For example, PATH may be /usr/local/sbin:/usr/local/bin:/usr/bin. If cat is ran in the shell, the shell first looks inside /usr/local/sbin for the cat executable. If it’s in there, then it’s done. Else it moves onto the next directory which is /usr/local/bin. If it finishes searching all of these and cannot find the file requested, the shell will inform you that the command does not exist. You can use the which command to find out where an executable is stored; the which command looks up the location of the executable in the exact same way the shell does:

which cat
# /usr/bin/cat

Let’s consider the script (missing-semester.sh) we wrote earlier. Currently, to execute it, we have to call it with its exact path. If we want to be able to call it by name, we have to ensure that is is reachable by the PATH. We could move or copy it to one of the directories already in PATH, but the folders in the PATH above are system-wide, and also managed by the package manager. It is therefore not recommended to store your own scripts in them.
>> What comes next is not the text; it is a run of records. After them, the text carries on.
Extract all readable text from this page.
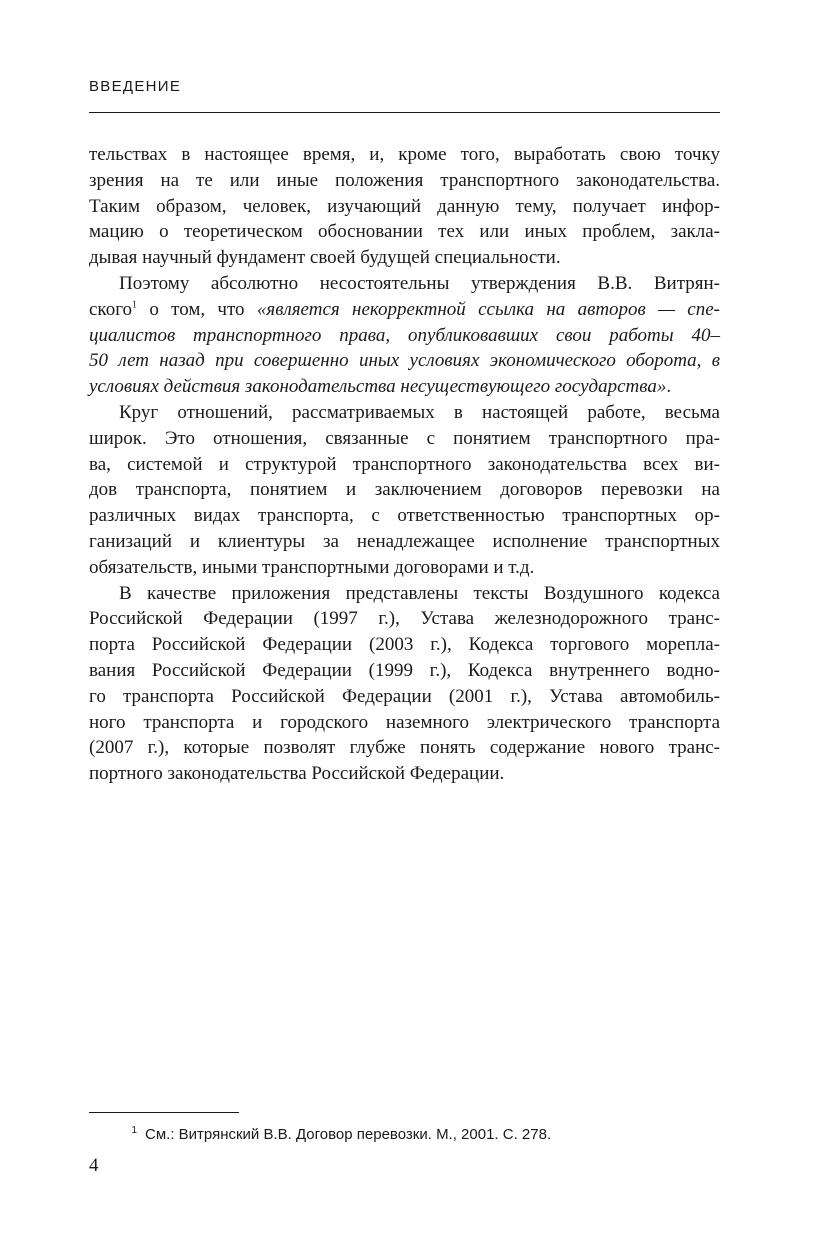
ВВЕДЕНИЕ
тельствах в настоящее время, и, кроме того, выработать свою точку
зрения на те или иные положения транспортного законодательства.
Таким образом, человек, изучающий данную тему, получает инфор-
мацию о теоретическом обосновании тех или иных проблем, закла-
дывая научный фундамент своей будущей специальности.
Поэтому абсолютно несостоятельны утверждения В.В. Витрян-
ского$^1$ о том, что «является некорректной ссылка на авторов — спе-
циалистов транспортного права, опубликовавших свои работы 40–
50 лет назад при совершенно иных условиях экономического оборота, в
условиях действия законодательства несуществующего государства».
Круг отношений, рассматриваемых в настоящей работе, весьма
широк. Это отношения, связанные с понятием транспортного пра-
ва, системой и структурой транспортного законодательства всех ви-
дов транспорта, понятием и заключением договоров перевозки на
различных видах транспорта, с ответственностью транспортных ор-
ганизаций и клиентуры за ненадлежащее исполнение транспортных
обязательств, иными транспортными договорами и т.д.
В качестве приложения представлены тексты Воздушного кодекса
Российской Федерации (1997 г.), Устава железнодорожного транс-
порта Российской Федерации (2003 г.), Кодекса торгового морепла-
вания Российской Федерации (1999 г.), Кодекса внутреннего водно-
го транспорта Российской Федерации (2001 г.), Устава автомобиль-
ного транспорта и городского наземного электрического транспорта
(2007 г.), которые позволят глубже понять содержание нового транс-
портного законодательства Российской Федерации.
1 См.: Витрянский В.В. Договор перевозки. М., 2001. С. 278.
4
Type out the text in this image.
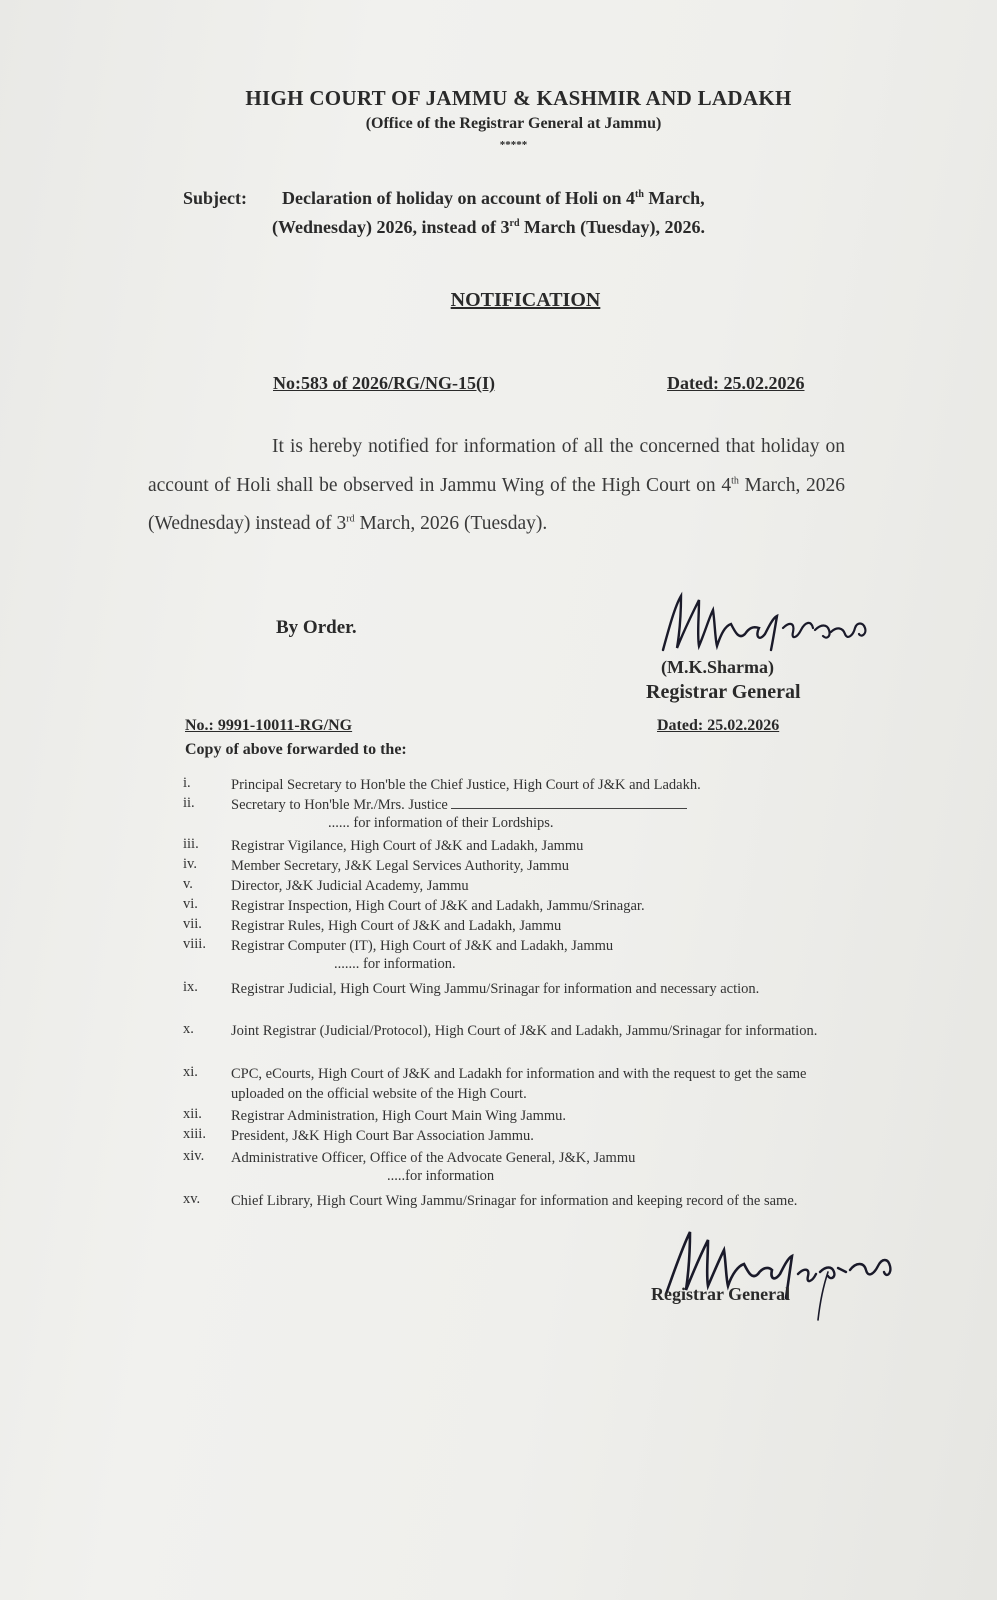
HIGH COURT OF JAMMU & KASHMIR AND LADAKH
(Office of the Registrar General at Jammu)
*****
Subject: Declaration of holiday on account of Holi on 4th March,
(Wednesday) 2026, instead of 3rd March (Tuesday), 2026.
NOTIFICATION
No:583 of 2026/RG/NG-15(I)	Dated: 25.02.2026
It is hereby notified for information of all the concerned that holiday on account of Holi shall be observed in Jammu Wing of the High Court on 4th March, 2026 (Wednesday) instead of 3rd March, 2026 (Tuesday).
By Order.
(M.K.Sharma)
Registrar General
No.: 9991-10011-RG/NG	Dated: 25.02.2026
Copy of above forwarded to the:
i.	Principal Secretary to Hon'ble the Chief Justice, High Court of J&K and Ladakh.
ii.	Secretary to Hon'ble Mr./Mrs. Justice
...... for information of their Lordships.
iii. Registrar Vigilance, High Court of J&K and Ladakh, Jammu
iv. Member Secretary, J&K Legal Services Authority, Jammu
v.	Director, J&K Judicial Academy, Jammu
vi. Registrar Inspection, High Court of J&K and Ladakh, Jammu/Srinagar.
vii. Registrar Rules, High Court of J&K and Ladakh, Jammu
viii. Registrar Computer (IT), High Court of J&K and Ladakh, Jammu
....... for information.
ix. Registrar Judicial, High Court Wing Jammu/Srinagar for information and necessary action.
x.	Joint Registrar (Judicial/Protocol), High Court of J&K and Ladakh, Jammu/Srinagar for information.
xi. CPC, eCourts, High Court of J&K and Ladakh for information and with the request to get the same uploaded on the official website of the High Court.
xii. Registrar Administration, High Court Main Wing Jammu.
xiii. President, J&K High Court Bar Association Jammu.
xiv. Administrative Officer, Office of the Advocate General, J&K, Jammu
.....for information
xv. Chief Library, High Court Wing Jammu/Srinagar for information and keeping record of the same.
Registrar General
Instead, since this executable is just for the current user (us), we’ll add a directory to our own PATH.

It is custom to put user executables in ~/.local/bin (where ~ means the home directory), but for this demonstration we will make our own folder in the home directory called executables. Then we can add it to the PATH, and move our script there.

mv missing-semester.sh missing-semester # let's rename our script first as programs being run in the shell generally avoid file extensions in their names (this is just for neatness)
missing-semester # try it, expecting not found as it's not in PATH
# bash: missing-semester: command not found
mkdir executables
PATH="$PATH:/home/ms/executables" # note the use of double quotes here. this enables variable expansion, so $PATH gets expanded into the actual value of $PATH
mv missing-semester executables/ # move to the executables directory
missing-semester
# and we're running!

With this setup, every executable placed inside the executables folder will be available to us in this shell.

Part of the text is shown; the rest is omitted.